Very much a startup within government, 18F operates as a digital consultancy to help agencies buy, build and share modern software. The group, composed of about 200 employees, does not choose its projects or customers. Instead, federal agencies contract 18F’s various teams to answer specific challenges. These developers, data scientists, designers, researchers, policy analysts and contracting specialists then go to work applying tech startup operating principles like agile development, human-centered design, open source code and data-driven decision-making to enable an array of IT solutions. With these contracting revenues, 18F is required to pay for all its operating expenses.

A few of 18F’s hallmark tech projects include its ongoing work to continually enhance HealthCare.gov, improving the benefits claims service at the U.S. Department of Veteran Affairs, expediting the immigration application process at the U.S. Citizenship and Immigration Services (USCIS), and reworking the Federal Election Commission’s website into a user-friendly database of searchable financial election records.

18F’s most prolific contributions, however, likely exist within IT procurement. 18F has implemented a number of practices to make government IT become more affordable by shrinking the size of contracts, heightening competition, and opening up federal work to startups and small businesses.

18F’s micro-purchase initiative created a Web platform for agencies to freelance low-cost coding jobs to technologists and businesses. Its Agile Delivery Services Blanket Purchase Agreement (Agile BPA) built a program for startups and companies to provide open source technology at competitive pricing, and 18F’s state and local IT consulting program — which provide services to federally funded state projects — may save California and other states millions with a new child welfare system upgrade.
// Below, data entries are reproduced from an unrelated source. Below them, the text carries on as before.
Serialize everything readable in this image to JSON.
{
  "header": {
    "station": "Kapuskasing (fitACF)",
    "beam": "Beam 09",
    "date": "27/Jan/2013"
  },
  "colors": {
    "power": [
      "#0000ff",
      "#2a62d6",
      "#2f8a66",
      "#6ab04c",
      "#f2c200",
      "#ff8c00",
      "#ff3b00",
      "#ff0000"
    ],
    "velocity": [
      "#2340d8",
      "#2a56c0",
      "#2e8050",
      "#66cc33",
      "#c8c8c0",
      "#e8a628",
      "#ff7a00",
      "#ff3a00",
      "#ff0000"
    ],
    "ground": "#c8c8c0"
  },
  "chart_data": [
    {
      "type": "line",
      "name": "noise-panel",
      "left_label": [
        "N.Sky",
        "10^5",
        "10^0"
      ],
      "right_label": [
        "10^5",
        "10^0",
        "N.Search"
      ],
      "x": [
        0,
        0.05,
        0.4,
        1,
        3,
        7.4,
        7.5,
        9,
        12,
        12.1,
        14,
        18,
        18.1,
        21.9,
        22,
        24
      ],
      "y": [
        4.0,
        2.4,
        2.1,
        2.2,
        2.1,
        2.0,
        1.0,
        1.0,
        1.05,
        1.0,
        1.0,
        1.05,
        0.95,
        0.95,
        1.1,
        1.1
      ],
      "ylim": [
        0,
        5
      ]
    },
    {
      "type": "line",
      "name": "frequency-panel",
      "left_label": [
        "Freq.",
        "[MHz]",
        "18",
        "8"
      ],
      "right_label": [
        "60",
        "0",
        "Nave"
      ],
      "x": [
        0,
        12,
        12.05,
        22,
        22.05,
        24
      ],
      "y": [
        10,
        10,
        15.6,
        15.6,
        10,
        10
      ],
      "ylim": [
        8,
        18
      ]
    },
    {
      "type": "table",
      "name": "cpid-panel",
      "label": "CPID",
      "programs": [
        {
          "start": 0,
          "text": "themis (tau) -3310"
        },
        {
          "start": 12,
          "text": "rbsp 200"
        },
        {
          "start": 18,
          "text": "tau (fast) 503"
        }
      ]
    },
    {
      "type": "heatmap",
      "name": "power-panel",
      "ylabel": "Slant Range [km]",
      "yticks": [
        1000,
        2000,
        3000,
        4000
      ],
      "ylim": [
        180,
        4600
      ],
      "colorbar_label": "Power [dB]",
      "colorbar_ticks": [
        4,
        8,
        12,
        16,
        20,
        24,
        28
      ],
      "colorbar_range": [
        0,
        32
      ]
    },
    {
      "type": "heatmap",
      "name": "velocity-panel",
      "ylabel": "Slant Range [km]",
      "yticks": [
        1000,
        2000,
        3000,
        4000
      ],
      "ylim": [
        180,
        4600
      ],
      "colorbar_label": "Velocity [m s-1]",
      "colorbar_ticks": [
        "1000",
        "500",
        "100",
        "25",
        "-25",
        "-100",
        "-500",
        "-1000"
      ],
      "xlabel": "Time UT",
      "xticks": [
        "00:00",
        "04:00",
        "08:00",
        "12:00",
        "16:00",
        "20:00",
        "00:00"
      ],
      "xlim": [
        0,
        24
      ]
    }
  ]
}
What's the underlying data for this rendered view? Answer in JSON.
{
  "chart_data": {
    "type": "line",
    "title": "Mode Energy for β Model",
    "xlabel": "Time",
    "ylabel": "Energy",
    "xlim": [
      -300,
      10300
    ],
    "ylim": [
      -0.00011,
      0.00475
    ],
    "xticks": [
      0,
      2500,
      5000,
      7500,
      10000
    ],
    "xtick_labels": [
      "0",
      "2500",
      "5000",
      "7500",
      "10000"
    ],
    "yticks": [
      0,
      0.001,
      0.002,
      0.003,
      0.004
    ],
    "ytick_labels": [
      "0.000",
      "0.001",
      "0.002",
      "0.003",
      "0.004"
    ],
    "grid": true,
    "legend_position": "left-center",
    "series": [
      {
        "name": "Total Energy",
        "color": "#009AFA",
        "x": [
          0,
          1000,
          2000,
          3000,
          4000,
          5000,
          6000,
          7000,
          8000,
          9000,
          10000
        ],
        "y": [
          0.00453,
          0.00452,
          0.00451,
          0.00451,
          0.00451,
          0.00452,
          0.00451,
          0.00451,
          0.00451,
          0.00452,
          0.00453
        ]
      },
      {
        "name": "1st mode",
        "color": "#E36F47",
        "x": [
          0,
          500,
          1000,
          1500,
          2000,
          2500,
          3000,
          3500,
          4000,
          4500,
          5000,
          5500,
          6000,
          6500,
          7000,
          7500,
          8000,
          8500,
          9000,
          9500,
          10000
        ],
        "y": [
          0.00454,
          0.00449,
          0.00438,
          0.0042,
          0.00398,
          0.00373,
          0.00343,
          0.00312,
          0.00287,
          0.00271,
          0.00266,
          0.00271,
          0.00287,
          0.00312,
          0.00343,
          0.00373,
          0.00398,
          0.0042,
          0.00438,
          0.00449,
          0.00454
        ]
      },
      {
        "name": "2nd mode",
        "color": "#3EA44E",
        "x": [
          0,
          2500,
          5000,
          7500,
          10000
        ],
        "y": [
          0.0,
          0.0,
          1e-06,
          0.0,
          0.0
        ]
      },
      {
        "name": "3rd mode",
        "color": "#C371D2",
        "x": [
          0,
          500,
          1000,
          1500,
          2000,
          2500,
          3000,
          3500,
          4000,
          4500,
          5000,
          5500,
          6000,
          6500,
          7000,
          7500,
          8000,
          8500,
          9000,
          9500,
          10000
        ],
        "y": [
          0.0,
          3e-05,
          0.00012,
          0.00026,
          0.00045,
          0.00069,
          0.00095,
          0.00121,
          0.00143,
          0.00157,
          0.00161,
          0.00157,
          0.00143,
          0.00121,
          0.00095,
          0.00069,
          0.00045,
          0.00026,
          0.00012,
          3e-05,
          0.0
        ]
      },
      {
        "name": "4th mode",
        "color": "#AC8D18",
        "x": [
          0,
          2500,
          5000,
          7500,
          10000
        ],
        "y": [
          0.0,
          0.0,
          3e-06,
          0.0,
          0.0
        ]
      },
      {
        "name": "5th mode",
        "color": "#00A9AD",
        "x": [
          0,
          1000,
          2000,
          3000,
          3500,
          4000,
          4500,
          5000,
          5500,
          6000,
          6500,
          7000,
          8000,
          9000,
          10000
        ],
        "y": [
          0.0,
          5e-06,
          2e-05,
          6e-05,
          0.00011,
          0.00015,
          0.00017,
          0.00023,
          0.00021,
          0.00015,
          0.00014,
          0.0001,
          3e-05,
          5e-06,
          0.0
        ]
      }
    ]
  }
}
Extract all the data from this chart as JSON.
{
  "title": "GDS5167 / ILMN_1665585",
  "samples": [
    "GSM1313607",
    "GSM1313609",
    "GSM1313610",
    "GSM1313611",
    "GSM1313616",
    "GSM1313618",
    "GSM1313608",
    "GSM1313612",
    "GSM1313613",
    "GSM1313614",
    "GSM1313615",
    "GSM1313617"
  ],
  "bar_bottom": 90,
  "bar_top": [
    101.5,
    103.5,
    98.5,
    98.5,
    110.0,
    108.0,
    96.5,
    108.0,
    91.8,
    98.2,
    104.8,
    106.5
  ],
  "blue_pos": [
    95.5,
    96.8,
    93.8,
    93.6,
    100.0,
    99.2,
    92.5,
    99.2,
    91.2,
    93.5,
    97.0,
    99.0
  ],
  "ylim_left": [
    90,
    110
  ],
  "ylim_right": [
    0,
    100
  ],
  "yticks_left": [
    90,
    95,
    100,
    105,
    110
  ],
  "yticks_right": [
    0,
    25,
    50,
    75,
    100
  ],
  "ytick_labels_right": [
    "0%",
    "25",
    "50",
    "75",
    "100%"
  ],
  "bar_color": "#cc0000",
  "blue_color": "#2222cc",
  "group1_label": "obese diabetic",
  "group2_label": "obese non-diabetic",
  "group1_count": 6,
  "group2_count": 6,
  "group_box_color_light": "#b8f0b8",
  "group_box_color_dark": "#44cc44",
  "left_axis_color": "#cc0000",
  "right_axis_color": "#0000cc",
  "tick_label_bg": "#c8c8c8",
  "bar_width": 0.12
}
Through 18F’s influence, California officials broke down what would have been a costly contract into more smaller, more manageable, competitively priced contracts that ask for open source code — code that can be freely reused by other states.

The achievements have brought 18F both praise and resistance, as established government IT firms that worried about added competition and preserving large contracts have lobbied to isolate 18F's procurement activities. Internally, former GSA Administrator Dan Tangherlini has also said that the GSA's Federal Acquisition Service, which manages 18F's funding, has expressed concern about the group's growth and its ability to recover costs — something it estimates to accomplish by 2019 or sooner.  

In what some might deem a protective gesture against an incoming presidency, in March 2016 the Obama administration created the Technology Transformation Service to house 18F, PIF and the GSA's Office of Citizen Services and Innovative Technology. The hope is that the structural adjustment will allow 18F's work to endure for years to come.

Jason Shueh is a former staff writer for Government Technology magazine.